For EA leaders: You’ve been building context graphs since before the term existed. Your entity graph is the foundation. Decision traces are the layer you need to add. The developer portals, AIOps platforms, and incident tools are building adjacent layers. Your job is to connect them.

For CIOs: The context graph is an organizational capability you build, the same way EA has always been built — through sustained investment, governance discipline, and people committed to maintaining the map. AI agents will be extraordinary but only if they have a high-fidelity graph to learn from.

For context graph startups: You’re building on top of 40 years of EA practice, APM infrastructure, IT service management workflow data, and organizational knowledge scattered across a dozen tools. If you can’t integrate with the existing EA foundation, your decision traces will float without grounding.

The context graph is a convergence whose time has come — because AI agents need the unified view that no single discipline provides. EA built the foundation. Now it’s time to complete the graph.

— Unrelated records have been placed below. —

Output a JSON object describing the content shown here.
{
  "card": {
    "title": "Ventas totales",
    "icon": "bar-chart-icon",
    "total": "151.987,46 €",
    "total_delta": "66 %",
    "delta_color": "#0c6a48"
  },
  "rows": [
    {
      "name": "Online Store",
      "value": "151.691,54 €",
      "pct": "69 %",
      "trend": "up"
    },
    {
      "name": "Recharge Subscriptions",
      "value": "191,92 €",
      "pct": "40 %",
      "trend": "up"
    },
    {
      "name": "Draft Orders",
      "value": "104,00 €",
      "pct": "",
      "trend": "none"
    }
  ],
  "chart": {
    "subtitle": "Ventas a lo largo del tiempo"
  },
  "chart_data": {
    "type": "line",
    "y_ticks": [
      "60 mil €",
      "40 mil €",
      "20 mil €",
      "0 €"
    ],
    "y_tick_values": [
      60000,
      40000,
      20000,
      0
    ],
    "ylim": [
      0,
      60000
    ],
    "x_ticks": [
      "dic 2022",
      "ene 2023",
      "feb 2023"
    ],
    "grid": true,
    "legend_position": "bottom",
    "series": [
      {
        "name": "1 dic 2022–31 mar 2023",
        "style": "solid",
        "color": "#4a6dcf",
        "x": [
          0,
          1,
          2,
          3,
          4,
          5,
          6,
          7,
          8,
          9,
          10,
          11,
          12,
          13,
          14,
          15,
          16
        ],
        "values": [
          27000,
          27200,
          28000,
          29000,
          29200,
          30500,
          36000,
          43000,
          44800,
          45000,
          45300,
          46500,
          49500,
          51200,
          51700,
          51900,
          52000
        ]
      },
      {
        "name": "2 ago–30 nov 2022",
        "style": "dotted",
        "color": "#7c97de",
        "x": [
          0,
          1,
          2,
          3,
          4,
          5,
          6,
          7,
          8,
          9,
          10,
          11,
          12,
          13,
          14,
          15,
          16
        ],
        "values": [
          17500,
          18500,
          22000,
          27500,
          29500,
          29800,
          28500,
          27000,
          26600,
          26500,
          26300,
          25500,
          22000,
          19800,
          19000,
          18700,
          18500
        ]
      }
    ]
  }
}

This is a follow-up to The Graphic Future Of IT Management (March 2025).

 

Postscript: Two limits worth watching

First, the decision traces that today’s tools capture are overwhelmingly grounded in digital artifacts: Jira tickets, Git commits, incident timelines, Slack threads. But most consequential business decisions — credit overrides, supply chain substitutions, vendor escalations, regulatory interpretations, pricing exceptions — happen in phone calls, hallway conversations, and meetings that may or may not produce notes. The reasoning that shaped those decisions remains dark matter unless organizations start transcribing and harvesting everything (ALL emails and phone calls… ???), which raises governance and cultural questions that, umm, make CMDB fidelity look simple. Foundation Capital’s thesis is strongest where decisioning is already digitally instrumented (software delivery, incident management, workflow automation). It gets much thinner in the channels where many of the highest-value decisions are made.

Second, Palantir’s Ontology layer deserves attention. It is architecturally a general-purpose context graph: entities, relationships, and business logic, with a “context engineering” pipeline explicitly designed to feed AI agents. Palantir is approaching this from defense and intelligence rather than IT operations, but the ontology doesn’t care what domain it models. The question is whether a horizontal platform that lacks ServiceNow’s core IT management depth or Atlassian’s developer activity can bootstrap the fidelity needed to compete. History suggests the incumbent with the data wins — but Palantir’s growth trajectory and government foothold make it a credible dark horse.